Tous les êtres humains
naissent libres et
égaux
en dignité et
en droits.

Déclaration universelle des droits de l’homme, 1948, article 1

11 avril 2020 – 75e anniversaire
de la libération des camps de concentration de
Buchenwald et Mittelbau-Dora

Discours

qui n'ont pas pu être tenus à l'occasion du 75e anniversaire de la libération des camps de concentration de Buchenwald et de Mittelbau-Dora

Günter Pappenheim, né en 1925 à Schmalkalden, a été déporté en 1943 au camp de concentration de Buchenwald, parce qu’il avait joué la Marseillaise sur son harmonica pour des travailleurs forcés français.
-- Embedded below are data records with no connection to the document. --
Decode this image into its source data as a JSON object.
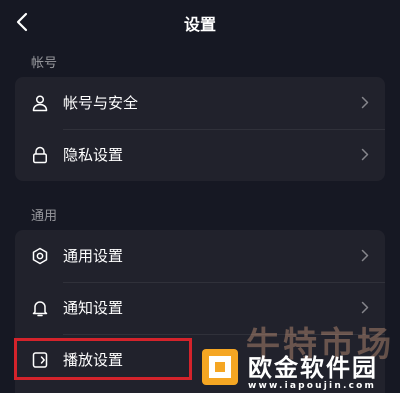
{
  "header": {
    "title": "设置",
    "back_icon": "chevron-left-icon"
  },
  "sections": [
    {
      "title": "帐号",
      "items": [
        {
          "label": "帐号与安全",
          "icon": "user-icon"
        },
        {
          "label": "隐私设置",
          "icon": "lock-icon"
        }
      ]
    },
    {
      "title": "通用",
      "items": [
        {
          "label": "通用设置",
          "icon": "gear-icon"
        },
        {
          "label": "通知设置",
          "icon": "bell-icon"
        },
        {
          "label": "播放设置",
          "icon": "play-settings-icon"
        }
      ]
    }
  ],
  "watermark": {
    "big_text": "牛特市场",
    "title": "欧金软件园",
    "url": "www.iapoujin.com"
  },
  "colors": {
    "background": "#161823",
    "card": "#21222c",
    "highlight": "#d4232b",
    "logo": "#f5a623"
  }
}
Son père, député parlementaire SPD du Land de Thuringe, avait été assassiné dans un camp dès 1934. En RDA, Pappenheim a notamment présidé le Conseil du Bezirk Potsdam et été membre de la commission centrale de contrôle du SED. Aujourd’hui, il représente l’Allemagne au Comité international de Buchenwald, Dora et Kommandos. Günter Pappenheim aurait dû prononcer son discours dans le cadre du dépôt de gerbe au pied du monument à la mémoire de tous les morts du camp de concentration de Buchenwald. 

À l’occasion du 75 anniversaire de la libération et de l’auto-libération des détenus du camp de concentration de Buchenwald, 11avril 2020

Chères et chers camarades,
ami∙es, compagnes et compagnons de route,
mesdames et messieurs,

Je m’exprime dans une situation extraordinaire.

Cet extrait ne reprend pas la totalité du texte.